Società postcoloniale
Dalla metà del XIX secolo la maggior parte dei paesi dell’America Latina era diventata repubblica indipendente e aveva abolito la schiavitù. Eccezioni importanti erano Brasile, Cuba e Porto Rico, dove la schiavitù persistette fino al 1880, anche se a quel punto la maggior parte degli schiavi era già stata liberata. Le élite erano ansiose di definire l’identità delle loro nuove nazioni in una luce positiva, ma avevano difficoltà a conciliare la natura mista delle loro popolazioni con le teorie popolari dell’epoca, ma poi smentite, sulla presunta inferiorità biologica delle persone di colore.
Soprattutto all’inizio del XX secolo, alcuni latinoamericani risposero a questo dilemma invocando la nozione di “miscela progressiva”. Questa teoria ammetteva che le popolazioni nazionali dell’America Latina erano miste, ma supponeva anche che la regione si stesse muovendo verso uno stato “superiore” di crescente “bianchezza”. Molti paesi incoraggiarono l’immigrazione europea per accelerare questo presunto processo di blanqueamiento (“sbiancamento”). Le credenze e le pratiche delle élite nei paesi con grandi popolazioni indigene (ad esempio, il Messico) divennero piuttosto contraddittorie: le credenze e le pratiche delle élite nei paesi con grandi popolazioni indigene (ad esempio, il Messico), Messico) divennero piuttosto contraddittorie: tendevano a glorificare il passato indigeno nelle ideologie dell’indigenismo mentre continuavano a prevedere un futuro di integrazione e mescolanza, il tutto mentre discriminavano le popolazioni indigene esistenti.
Molti intellettuali latinoamericani cercarono di prendere le distanze dalle teorie euro-americane sulla razza affermando che la mescolanza aveva creato una società tollerante in cui il razzismo non era un problema e in cui la biologia giocava poco nella definizione delle identità sociali. Questa immagine di “democrazia razziale” fu fatta in esplicito contrasto con la segregazione razziale degli Stati Uniti e persistette nel XXI secolo.
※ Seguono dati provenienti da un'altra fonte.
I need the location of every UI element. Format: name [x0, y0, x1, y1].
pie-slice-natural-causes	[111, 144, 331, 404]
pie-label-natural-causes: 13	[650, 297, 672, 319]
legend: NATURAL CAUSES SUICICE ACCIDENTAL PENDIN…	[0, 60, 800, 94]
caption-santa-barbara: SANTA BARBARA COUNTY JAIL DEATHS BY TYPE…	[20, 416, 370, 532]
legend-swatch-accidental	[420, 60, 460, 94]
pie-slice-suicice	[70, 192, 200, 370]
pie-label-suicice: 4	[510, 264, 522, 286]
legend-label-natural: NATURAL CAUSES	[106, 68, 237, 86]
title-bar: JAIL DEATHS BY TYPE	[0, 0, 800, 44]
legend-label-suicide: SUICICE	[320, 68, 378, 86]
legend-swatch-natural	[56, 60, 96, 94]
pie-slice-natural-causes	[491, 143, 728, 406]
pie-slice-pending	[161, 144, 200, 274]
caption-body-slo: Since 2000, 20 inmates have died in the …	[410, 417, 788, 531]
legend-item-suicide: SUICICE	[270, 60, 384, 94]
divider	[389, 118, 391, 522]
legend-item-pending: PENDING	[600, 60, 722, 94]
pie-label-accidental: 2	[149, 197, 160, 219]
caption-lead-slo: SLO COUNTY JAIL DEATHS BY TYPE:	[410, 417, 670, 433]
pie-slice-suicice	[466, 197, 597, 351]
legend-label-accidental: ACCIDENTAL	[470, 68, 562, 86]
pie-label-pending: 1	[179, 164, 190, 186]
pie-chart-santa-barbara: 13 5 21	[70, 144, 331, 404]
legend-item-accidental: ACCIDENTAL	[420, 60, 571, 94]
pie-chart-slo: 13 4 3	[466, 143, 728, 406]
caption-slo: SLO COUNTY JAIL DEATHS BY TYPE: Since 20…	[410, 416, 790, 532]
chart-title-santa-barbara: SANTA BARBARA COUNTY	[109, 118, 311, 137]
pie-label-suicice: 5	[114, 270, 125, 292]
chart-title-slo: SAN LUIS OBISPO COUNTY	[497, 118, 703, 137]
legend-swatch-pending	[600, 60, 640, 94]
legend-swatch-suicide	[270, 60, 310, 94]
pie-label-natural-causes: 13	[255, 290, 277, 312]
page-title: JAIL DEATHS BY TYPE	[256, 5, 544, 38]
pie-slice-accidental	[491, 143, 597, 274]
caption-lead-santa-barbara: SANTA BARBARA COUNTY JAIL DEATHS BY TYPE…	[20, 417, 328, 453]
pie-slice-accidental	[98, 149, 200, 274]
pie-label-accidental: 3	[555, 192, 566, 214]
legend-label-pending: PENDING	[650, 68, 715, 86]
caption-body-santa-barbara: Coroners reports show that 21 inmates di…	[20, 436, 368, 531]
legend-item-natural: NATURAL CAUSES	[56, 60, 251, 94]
Nella pratica quotidiana, tuttavia, le idee latinoamericane sulla “razza” continuavano a giocare un ruolo importante: sebbene categorie identitarie come “nero”, “indiano”, “bianco” e “meticcio” fossero riconosciute come altamente variabili e prevalentemente culturali, esse continuavano comunque a essere informate da idee sulla discendenza (in termini di una qualche “essenza” interna) e sul corpo (in termini di aspetto).
Un esempio dal Brasile aiuta a illustrare i modi complessi in cui queste questioni si giocavano nella vita quotidiana: molte prove raccolte a partire dagli anni ’50 indicano che, nonostante l’indeterminatezza del “nero” come identità collettiva, esiste una sostanziale disuguaglianza razziale ed è mantenuta in parte dalla continua discriminazione contro i singoli neri. Altre prove, per esempio dalla Colombia, dal Guatemala e dal Perù, indicano che nozioni positive sulla mescolanza fisica e culturale hanno continuato a coesistere con idee sulla superiorità del bianco e l’inferiorità del nero e dell’indigenità.
Nel tardo XX secolo, diversi paesi latinoamericani hanno ridefinito le loro identità nazionali, allontanandosi dalle idee di blanqueamiento e andando verso un riconoscimento ufficiale e una celebrazione della pluralità culturale ed etnica. Questo fu in parte in risposta all’attivismo politico indigeno e, in misura minore, nero che, basandosi su tradizioni di resistenza di lunga data, fiorì a partire dagli anni ’60. Il termine razza ricorre raramente in questo nuovo discorso, eppure le stesse categorie – nero, bianco, indiano – sono in evidenza. Questi sviluppi hanno riaffermato le identità nere e indigene, specialmente nella sfera pubblica e quando particolari diritti – soprattutto alla terra – sono legati a quella che ora viene chiamata “etnia”. Anche se i popoli indigeni hanno avuto a lungo speciali riserve di terra in molte parti dell’America Latina, è stato solo al volgere del XXI secolo, in particolare in Colombia, che è emersa la possibilità per le comunità nere di richiedere terre di riserva. Nonostante i cambiamenti a lungo termine, il tropo chiave della “mescolanza” è rimasto una parte vitale (anche se pubblicamente de-enfatizzata) delle identità nazionali latinoamericane. In passato questo tropo non ha cancellato la presenza dei neri e dei popoli indigeni, ma li ha emarginati, a volte fino al punto di essere quasi invisibili. Sebbene l’enfasi sul multiculturalismo abbia contribuito ad aumentare la visibilità di questi gruppi, la domanda se tali sviluppi contribuiranno a ridurre la loro marginalità sociale, economica e politica rimane senza risposta.